Defense attorneys have argued that if the accusers really suffered the abuse they claim - including pregnancies, forced abortions and bestiality - there would be health records detailing injuries the children sustained. Instead, the attorneys contend the alleged victims met with a counselor who somehow convinced them they had been molested.

The attorneys have requested a list of physical and mental health care providers for at least five of the siblings - including one whose claims are outside the statute of limitations - and comprehensive health records going back to when they were small children.

The siblings initially said they didn't want to turn over their deeply personal information because they were afraid it would be leaked to the public. They cited several instances in which their names, and in some case their addresses, showed up in public court documents as the basis for their resistance.

Those fears have been eased somewhat with the appointment late last year of Discovery Judge Michael Maloney to review the records and decide what should be provided to attorneys. Since he issued a mid-December order for discovery, Maloney has received thousands of pages of health records from some of the alleged victims, but not all.

At least four of the accusers claim they were sexually abused over a number of years, starting in the early 1980s, by the Mohler patriarch and his sons Burrell Jr., David, Jared and Roland, on a farm 30 miles east of Kansas City. Those men, and Burrell Mohler Sr.'s brother Darrel, were arrested in November 2009 on dozens of Lafayette County charges.
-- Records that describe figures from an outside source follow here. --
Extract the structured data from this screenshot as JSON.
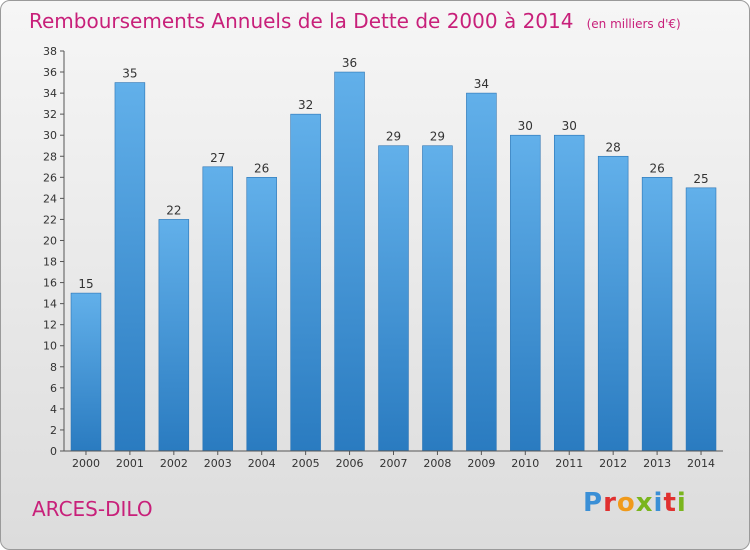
{
  "chart_data": {
    "type": "bar",
    "title": "Remboursements Annuels de la Dette de 2000 à 2014",
    "unit": "(en milliers d'€)",
    "categories": [
      "2000",
      "2001",
      "2002",
      "2003",
      "2004",
      "2005",
      "2006",
      "2007",
      "2008",
      "2009",
      "2010",
      "2011",
      "2012",
      "2013",
      "2014"
    ],
    "values": [
      15,
      35,
      22,
      27,
      26,
      32,
      36,
      29,
      29,
      34,
      30,
      30,
      28,
      26,
      25
    ],
    "ylim": [
      0,
      38
    ],
    "yticks": [
      0,
      2,
      4,
      6,
      8,
      10,
      12,
      14,
      16,
      18,
      20,
      22,
      24,
      26,
      28,
      30,
      32,
      34,
      36,
      38
    ],
    "grid": false,
    "bar_color": "#3c93d6",
    "title_color": "#c8207a"
  },
  "footer": {
    "commune": "ARCES-DILO",
    "logo_text": "Proxiti"
  },
  "logo_colors": [
    "#3a8fd6",
    "#e0302f",
    "#f09a1a",
    "#7ab51d",
    "#3a8fd6",
    "#e0302f",
    "#7ab51d"
  ]
}
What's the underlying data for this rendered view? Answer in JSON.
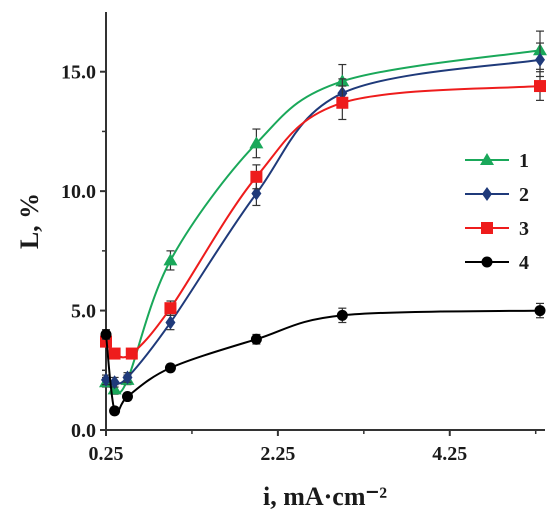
{
  "chart_data": {
    "type": "line",
    "xlabel": "i, mA·cm⁻²",
    "ylabel": "L, %",
    "xlim": [
      0.25,
      5.3
    ],
    "ylim": [
      0,
      17.5
    ],
    "x_ticks": [
      "0.25",
      "2.25",
      "4.25"
    ],
    "y_ticks": [
      "0.0",
      "5.0",
      "10.0",
      "15.0"
    ],
    "grid": false,
    "legend_position": "right-middle",
    "series": [
      {
        "name": "1",
        "color": "#1aa85a",
        "marker": "triangle",
        "points": [
          [
            0.25,
            2.0
          ],
          [
            0.35,
            1.7
          ],
          [
            0.5,
            2.1
          ],
          [
            1.0,
            7.1
          ],
          [
            2.0,
            12.0
          ],
          [
            3.0,
            14.6
          ],
          [
            5.3,
            15.9
          ]
        ],
        "errors": [
          0.2,
          0.2,
          0.2,
          0.4,
          0.6,
          0.7,
          0.8
        ]
      },
      {
        "name": "2",
        "color": "#1f3a7a",
        "marker": "diamond",
        "points": [
          [
            0.25,
            2.1
          ],
          [
            0.35,
            2.0
          ],
          [
            0.5,
            2.2
          ],
          [
            1.0,
            4.5
          ],
          [
            2.0,
            9.9
          ],
          [
            3.0,
            14.1
          ],
          [
            5.3,
            15.5
          ]
        ],
        "errors": [
          0.2,
          0.2,
          0.2,
          0.3,
          0.5,
          0.6,
          0.7
        ]
      },
      {
        "name": "3",
        "color": "#ee1c1c",
        "marker": "square",
        "points": [
          [
            0.25,
            3.7
          ],
          [
            0.35,
            3.2
          ],
          [
            0.55,
            3.2
          ],
          [
            1.0,
            5.1
          ],
          [
            2.0,
            10.6
          ],
          [
            3.0,
            13.7
          ],
          [
            5.3,
            14.4
          ]
        ],
        "errors": [
          0.2,
          0.2,
          0.2,
          0.3,
          0.5,
          0.7,
          0.6
        ]
      },
      {
        "name": "4",
        "color": "#000000",
        "marker": "circle",
        "points": [
          [
            0.25,
            4.0
          ],
          [
            0.35,
            0.8
          ],
          [
            0.5,
            1.4
          ],
          [
            1.0,
            2.6
          ],
          [
            2.0,
            3.8
          ],
          [
            3.0,
            4.8
          ],
          [
            5.3,
            5.0
          ]
        ],
        "errors": [
          0.2,
          0.15,
          0.15,
          0.15,
          0.2,
          0.3,
          0.3
        ]
      }
    ]
  }
}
Darrel Mohler died in September at his Florida home at the age of 74 while awaiting trial.

The accusers said they didn't remember until 2008 many of the sadistic acts they claim the older men committed decades earlier.

Meanwhile, another trial has been pushed back because of the discovery issue. Burrell Mohler Sr., who was released last week after more than two years behind bars, had been scheduled to go to trial in April, but that has been taken off the docket.

Next in line is the trial for Burrell Mohler Jr., scheduled for May 15 in Pettis County.